West Pharmaceutical Companies disclosed that it was the goal of a cyberattack that resulted in information exfiltration and system encryption.
The corporate mentioned that it detected a compromise on Could 4th. An investigation into the incident decided that the attacker stole information from the community.
“On Could 7, 2026, West Pharmaceutical Companies, Inc. decided that […it] has skilled a cloth cybersecurity assault, wherein sure information was exfiltrated by an unauthorized get together and sure programs have been encrypted,” West Pharmaceutical Companies notes in a submitting with the U.S. Securities and Change Fee (SEC).
“Upon preliminary detection of an intrusion on Could 4, 2026, the corporate promptly activated its incident response protocols, together with proactively taking programs offline globally for containment functions, notifying legislation enforcement, and fascinating exterior cyber-forensic specialists.”
An investigation is at the moment underway to find out the precise nature and scope of the incident, and the kind of information the attacker stole.
West Pharmaceutical Companies is a publicly traded, S&P 500 American pharmaceutical manufacturing firm with annual revenues exceeding $3 billion and greater than 10,800 workers globally.
The corporate makes a speciality of injectable drug packaging, syringe and vial elements, containment programs, and drug supply units.
The cyberattack triggered a response that inevitably disrupted the corporate’s international enterprise operations.
The agency says it has restored its core enterprise programs that help transport and manufacturing operations, and manufacturing has been partially restarted.
Full restoration of all programs has not but been achieved, and no timeline for finalizing this restoration was supplied presently.
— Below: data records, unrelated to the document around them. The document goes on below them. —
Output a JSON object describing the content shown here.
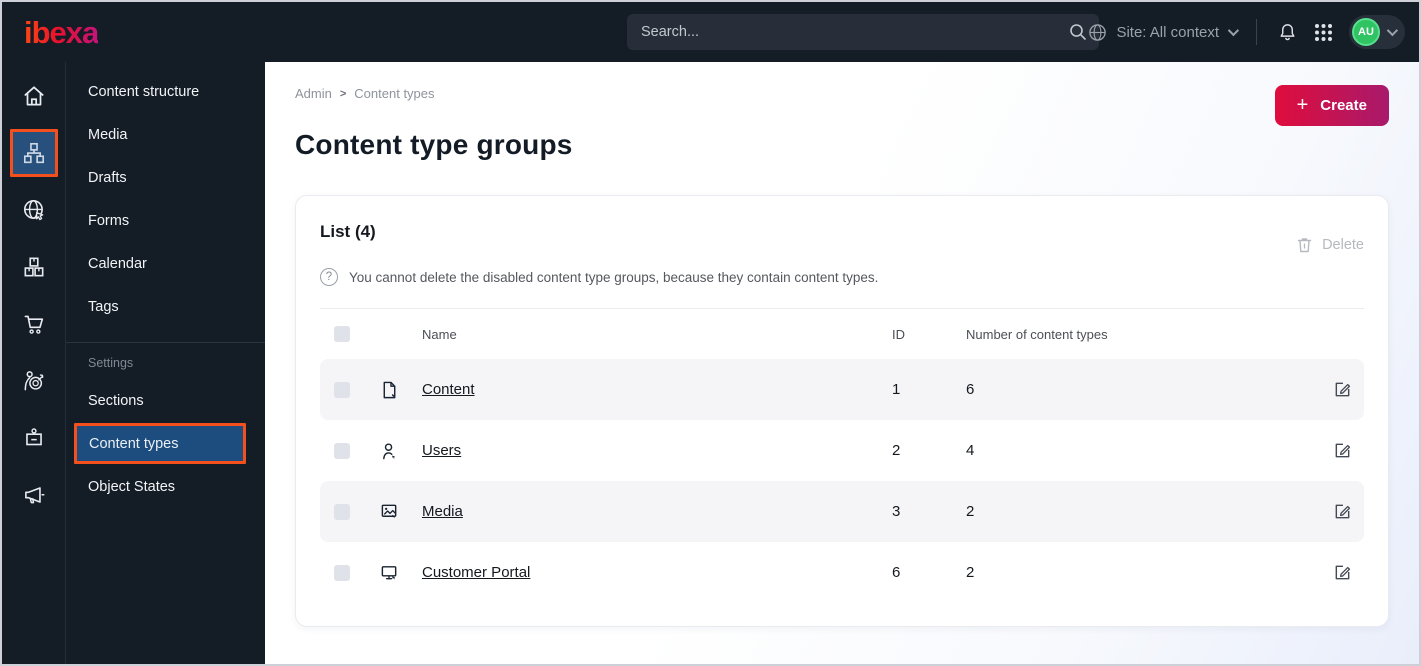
{
  "topbar": {
    "logo_text": "ibexa",
    "search_placeholder": "Search...",
    "site_label": "Site: All context",
    "avatar_initials": "AU"
  },
  "icons": {
    "rail": [
      "home-icon",
      "content-structure-icon",
      "site-globe-icon",
      "product-catalog-icon",
      "commerce-cart-icon",
      "personalization-icon",
      "admin-badge-icon",
      "campaign-icon"
    ],
    "help_glyph": "?",
    "plus_glyph": "+",
    "breadcrumb_sep": ">"
  },
  "menu": {
    "items": [
      "Content structure",
      "Media",
      "Drafts",
      "Forms",
      "Calendar",
      "Tags"
    ],
    "section_label": "Settings",
    "settings_items": [
      "Sections",
      "Content types",
      "Object States"
    ],
    "active_item": "Content types"
  },
  "main": {
    "breadcrumb": [
      "Admin",
      "Content types"
    ],
    "create_label": "Create",
    "title": "Content type groups",
    "card": {
      "title": "List (4)",
      "info": "You cannot delete the disabled content type groups, because they contain content types.",
      "delete_label": "Delete",
      "table": {
        "headers": {
          "name": "Name",
          "id": "ID",
          "count": "Number of content types"
        },
        "rows": [
          {
            "name": "Content",
            "id": "1",
            "count": "6"
          },
          {
            "name": "Users",
            "id": "2",
            "count": "4"
          },
          {
            "name": "Media",
            "id": "3",
            "count": "2"
          },
          {
            "name": "Customer Portal",
            "id": "6",
            "count": "2"
          }
        ]
      }
    }
  },
  "colors": {
    "topbar_bg": "#141c26",
    "active_blue": "#1d4c7e",
    "annotation_orange": "#f4501e",
    "create_gradient_start": "#df0d3d",
    "create_gradient_end": "#a81a6b",
    "avatar_green": "#2fc364",
    "row_shaded": "#f5f5f8"
  }
}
Equally, the corporate has not made any estimates in regards to the incident’s materials affect on its financials.
It’s value noting that West Pharmaceutical Companies said that it has taken steps to mitigate the chance of the dissemination of the exfiltrated information, however hasn’t specified precisely what these steps are.
BleepingComputer has contacted the agency with a request for feedback in regards to the assault, its affect, and its present incident administration plan. An organization spokesperson mentioned that instantly after detecting the intrusion, incident response and disaster administration protocols have been activated.
“Following preliminary detection of an intrusion on Could 4, 2026, West Pharmaceutical Companies promptly applied a sequence of technical and organizational measures to include and mitigate the potential affect. This included the proactive shutdown and isolation of affected on-premise infrastructure for containment functions, restriction of entry to enterprise programs, and activation of additional incident response and disaster administration protocols, together with notifying legislation enforcement.”
West Pharmaceutical Companies additionally engaged Palo Alto Networks’ Unit 42 for incident response, containment, and restoration efforts, in coordination with different exterior specialists and authorized counsel.
No ransomware teams have taken credit score for the assault on West Pharmaceutical Companies on the time of writing.
AI chained 4 zero-days into one exploit that bypassed each renderer and OS sandboxes. A wave of recent exploits is coming.
On the Autonomous Validation Summit (Could 12 & 14), see how autonomous, context-rich validation finds what’s exploitable, proves controls maintain, and closes the remediation loop.